The warm fuzzy feeling investors are getting from our rallying market is being tampered by growing worries about the slowdown in property prices. Investors should be concerned given the link between Australian house prices and the economy.

If you are one of the few with a niggling feeling that the housing market slowdown could be more painful than expected, you may be on the money as two reports today are pointing in that direction.

This hasn’t stopped the S&P/ASX 200 (Index:^AXJO) (ASX:XJO) index from jumping 0.5% ahead in afternoon trade as equity bulls cheered rising optimism about the US and European economies.

But a sentiment survey on property by Morgan Stanley and a separate report by UBS on the increasing risk of a credit crunch are sombre reminders why equity investors cannot afford to let their guard down.

If our housing market slows by more than expected, a wide range of sectors will be hit. Home builders like Mirvac Group (ASX: MGR) and Stockland Corporation Ltd (ASX: SGP) are the obvious ones, but our retailers like Harvey Norman Holdings Limited (ASX: HVN) and JB Hi-Fi Limited (ASX: JBH) won’t be far behind as household spending is closely correlated to home prices.

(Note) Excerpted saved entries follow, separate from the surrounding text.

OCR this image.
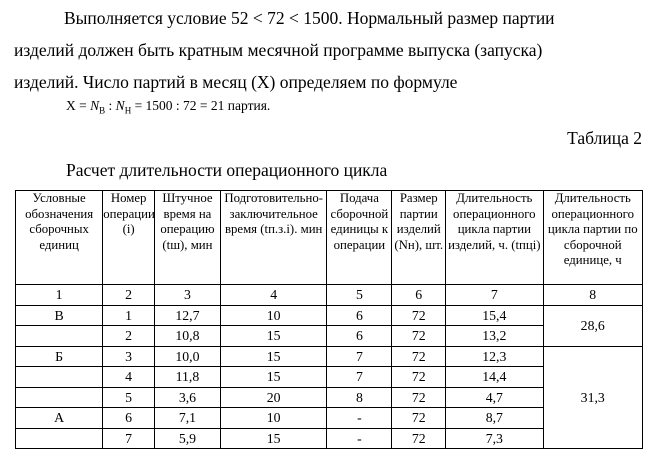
Выполняется условие 52 < 72 < 1500. Нормальный размер партии

изделий должен быть кратным месячной программе выпуска (запуска)

изделий. Число партий в месяц (X) определяем по формуле

$X = N_В$ : $N_Н = 1500$ : 72 = 21 партия.
Таблица 2
Расчет длительности операционного цикла
Условные обозначения сборочных единиц	Номер операции (i)	Штучное время на операцию (tш), мин	Подготовительно-заключительное время (tп.з.i). мин	Подача сборочной единицы к операции	Размер партии изделий (Nн), шт.	Длительность операционного цикла партии изделий, ч. (tпцi)	Длительность операционного цикла партии по сборочной единице, ч
1	2	3	4	5	6	7	8
В	1	12,7	10	6	72	15,4	28,6
	2	10,8	15	6	72	13,2	
Б	3	10,0	15	7	72	12,3	31,3
	4	11,8	15	7	72	14,4	
	5	3,6	20	8	72	4,7	
А	6	7,1	10	-	72	8,7	
	7	5,9	15	-	72	7,3	
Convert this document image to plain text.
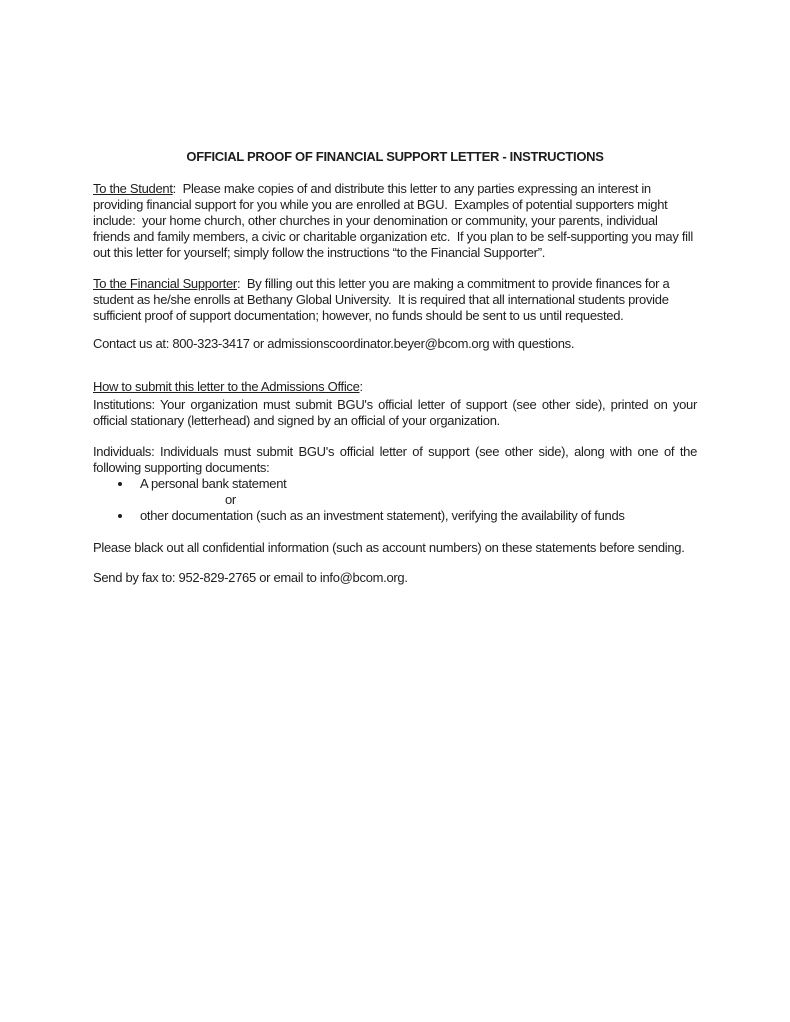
OFFICIAL PROOF OF FINANCIAL SUPPORT LETTER - INSTRUCTIONS

To the Student:  Please make copies of and distribute this letter to any parties expressing an interest in providing financial support for you while you are enrolled at BGU.  Examples of potential supporters might include:  your home church, other churches in your denomination or community, your parents, individual friends and family members, a civic or charitable organization etc.  If you plan to be self-supporting you may fill out this letter for yourself; simply follow the instructions “to the Financial Supporter”.

To the Financial Supporter:  By filling out this letter you are making a commitment to provide finances for a student as he/she enrolls at Bethany Global University.  It is required that all international students provide sufficient proof of support documentation; however, no funds should be sent to us until requested.

Contact us at: 800-323-3417 or admissionscoordinator.beyer@bcom.org with questions.

How to submit this letter to the Admissions Office:

Institutions: Your organization must submit BGU's official letter of support (see other side), printed on your official stationary (letterhead) and signed by an official of your organization.

Individuals: Individuals must submit BGU's official letter of support (see other side), along with one of the following supporting documents:

A personal bank statement
or
other documentation (such as an investment statement), verifying the availability of funds

Please black out all confidential information (such as account numbers) on these statements before sending.

Send by fax to: 952-829-2765 or email to info@bcom.org.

Banks like the Commonwealth Bank of Australia (ASX: CBA) and Westpac Banking Corp (ASX: WBC) will also feel the pinch due to their large exposure to the mortgage market.

This is why investors should be alarmed by Morgan Stanley’s claim that Australian housing sentiment and expectations have plunged to near record lows, according to an Australian Financial Review article.

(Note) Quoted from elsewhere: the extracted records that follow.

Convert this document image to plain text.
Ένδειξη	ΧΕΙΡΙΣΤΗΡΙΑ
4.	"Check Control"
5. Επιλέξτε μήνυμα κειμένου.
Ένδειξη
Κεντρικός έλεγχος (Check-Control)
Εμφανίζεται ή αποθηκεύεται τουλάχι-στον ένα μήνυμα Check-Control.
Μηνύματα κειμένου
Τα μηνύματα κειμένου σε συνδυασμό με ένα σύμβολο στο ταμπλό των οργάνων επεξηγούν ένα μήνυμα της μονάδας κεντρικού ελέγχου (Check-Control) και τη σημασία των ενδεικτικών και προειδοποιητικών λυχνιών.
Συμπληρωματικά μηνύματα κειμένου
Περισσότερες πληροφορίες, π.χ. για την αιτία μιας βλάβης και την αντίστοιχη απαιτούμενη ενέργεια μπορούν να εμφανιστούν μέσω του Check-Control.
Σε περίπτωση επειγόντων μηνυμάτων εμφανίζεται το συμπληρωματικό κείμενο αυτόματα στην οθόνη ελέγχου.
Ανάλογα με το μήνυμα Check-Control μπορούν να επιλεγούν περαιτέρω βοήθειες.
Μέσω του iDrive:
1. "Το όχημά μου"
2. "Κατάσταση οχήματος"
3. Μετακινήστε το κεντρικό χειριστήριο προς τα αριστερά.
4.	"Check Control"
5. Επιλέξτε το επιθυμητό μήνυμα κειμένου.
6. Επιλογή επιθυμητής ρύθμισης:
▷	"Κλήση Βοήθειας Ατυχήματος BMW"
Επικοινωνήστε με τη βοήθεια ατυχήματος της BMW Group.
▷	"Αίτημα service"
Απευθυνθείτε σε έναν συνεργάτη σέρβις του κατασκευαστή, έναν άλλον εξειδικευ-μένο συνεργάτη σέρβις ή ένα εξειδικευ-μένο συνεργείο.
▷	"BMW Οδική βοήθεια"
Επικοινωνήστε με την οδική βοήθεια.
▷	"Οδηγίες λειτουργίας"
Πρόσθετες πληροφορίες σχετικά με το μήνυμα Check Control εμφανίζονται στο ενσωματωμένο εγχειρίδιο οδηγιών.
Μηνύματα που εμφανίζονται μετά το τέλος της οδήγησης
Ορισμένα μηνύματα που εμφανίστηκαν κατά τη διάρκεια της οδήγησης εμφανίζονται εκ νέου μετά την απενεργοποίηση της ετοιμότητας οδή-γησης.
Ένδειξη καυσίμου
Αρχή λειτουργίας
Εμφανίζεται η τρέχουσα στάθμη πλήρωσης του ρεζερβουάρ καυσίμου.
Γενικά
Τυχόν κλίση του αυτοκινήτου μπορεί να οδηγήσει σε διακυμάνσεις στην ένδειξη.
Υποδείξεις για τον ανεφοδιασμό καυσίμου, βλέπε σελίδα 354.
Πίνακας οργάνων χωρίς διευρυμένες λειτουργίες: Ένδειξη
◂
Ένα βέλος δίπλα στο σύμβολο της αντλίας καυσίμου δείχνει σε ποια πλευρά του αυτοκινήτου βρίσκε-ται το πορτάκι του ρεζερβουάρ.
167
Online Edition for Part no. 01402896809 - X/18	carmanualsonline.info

Melbourne has replaced Sydney as the nation’s worst performing capital city housing market after prices in the southern state fell 5% in the past three months said the broker.

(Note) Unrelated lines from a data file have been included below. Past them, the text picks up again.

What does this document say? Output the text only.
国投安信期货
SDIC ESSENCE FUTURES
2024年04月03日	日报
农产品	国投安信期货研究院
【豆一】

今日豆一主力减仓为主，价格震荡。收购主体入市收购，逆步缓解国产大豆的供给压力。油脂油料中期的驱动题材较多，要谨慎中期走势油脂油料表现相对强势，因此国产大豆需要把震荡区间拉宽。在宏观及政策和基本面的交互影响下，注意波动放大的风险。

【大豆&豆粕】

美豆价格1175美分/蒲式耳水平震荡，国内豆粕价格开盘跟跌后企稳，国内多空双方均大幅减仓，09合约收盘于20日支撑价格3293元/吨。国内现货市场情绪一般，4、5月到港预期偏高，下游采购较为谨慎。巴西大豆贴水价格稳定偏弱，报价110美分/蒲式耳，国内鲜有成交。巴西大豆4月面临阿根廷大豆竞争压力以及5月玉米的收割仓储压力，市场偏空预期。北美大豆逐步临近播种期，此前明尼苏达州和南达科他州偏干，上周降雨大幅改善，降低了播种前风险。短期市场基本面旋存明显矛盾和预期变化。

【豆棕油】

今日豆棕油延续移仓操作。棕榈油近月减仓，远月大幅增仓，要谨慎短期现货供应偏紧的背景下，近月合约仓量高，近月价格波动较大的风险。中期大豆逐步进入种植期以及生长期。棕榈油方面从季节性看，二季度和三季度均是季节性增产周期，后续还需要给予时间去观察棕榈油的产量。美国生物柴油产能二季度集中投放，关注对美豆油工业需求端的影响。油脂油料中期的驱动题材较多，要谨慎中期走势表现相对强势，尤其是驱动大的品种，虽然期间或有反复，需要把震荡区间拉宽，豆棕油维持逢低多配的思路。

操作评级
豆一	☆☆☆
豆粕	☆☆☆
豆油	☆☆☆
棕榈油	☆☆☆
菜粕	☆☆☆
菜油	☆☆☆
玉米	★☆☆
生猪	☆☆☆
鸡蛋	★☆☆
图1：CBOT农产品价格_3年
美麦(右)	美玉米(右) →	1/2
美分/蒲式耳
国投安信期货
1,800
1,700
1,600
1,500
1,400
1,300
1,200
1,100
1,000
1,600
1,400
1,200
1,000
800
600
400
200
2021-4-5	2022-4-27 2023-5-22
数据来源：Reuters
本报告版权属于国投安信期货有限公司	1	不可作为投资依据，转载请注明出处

Cash seems to be regaining popularity among investors even if you’d struggle to find a bank deposit rate above 3%!

Adding to the gloom is UBS, which has pointed to seven signs that the risks of a disorderly housing market correction and credit crunch (where banks become unwilling or unable to lend to house buyers) are looming.

The first is the Banking Royal Commission, which has taken a much stricter interpretation of the Responsible Lending code. This means lenders have to more closely scrutinise loan applicants to ensure they are not over-extended – a move that will restrict the amount of credit available for our housing market.

The second is growing risk aversion by the boards of our listed banks due to the reputational damage from the Royal Commission and the federal treasurer’s comments about jailing bankers gone wild.

Pressure on mortgage brokers’ commission structure and the adoption of mandatory Comprehensive Credit Reporting from 1 July are also expected to limit available credit.

This comes at a time when foreign buyers are withdrawing from the market (this group can’t really borrow from our local banks anymore, so the limited credit is a double whammy), according to the latest stats from the Foreign Investment Review Board and cited by UBS.

What is perhaps more alarming is that around $120 billion worth of Interest Only (IO) mortgages will start reverting to Principal and Interest (P&I) every year until 2021. Those moving from IO to P&I will experience a 30% to 50% jump in repayments.

The last sign that UBS is highlighting is the upcoming federal election in early 2019 with the Labor Party promising to clamp down on negative gearing for existing properties.

Property investors who have been largely blamed for pushing up property prices might be sitting on the sidelines for several months until the nation decides on the next Prime Minister.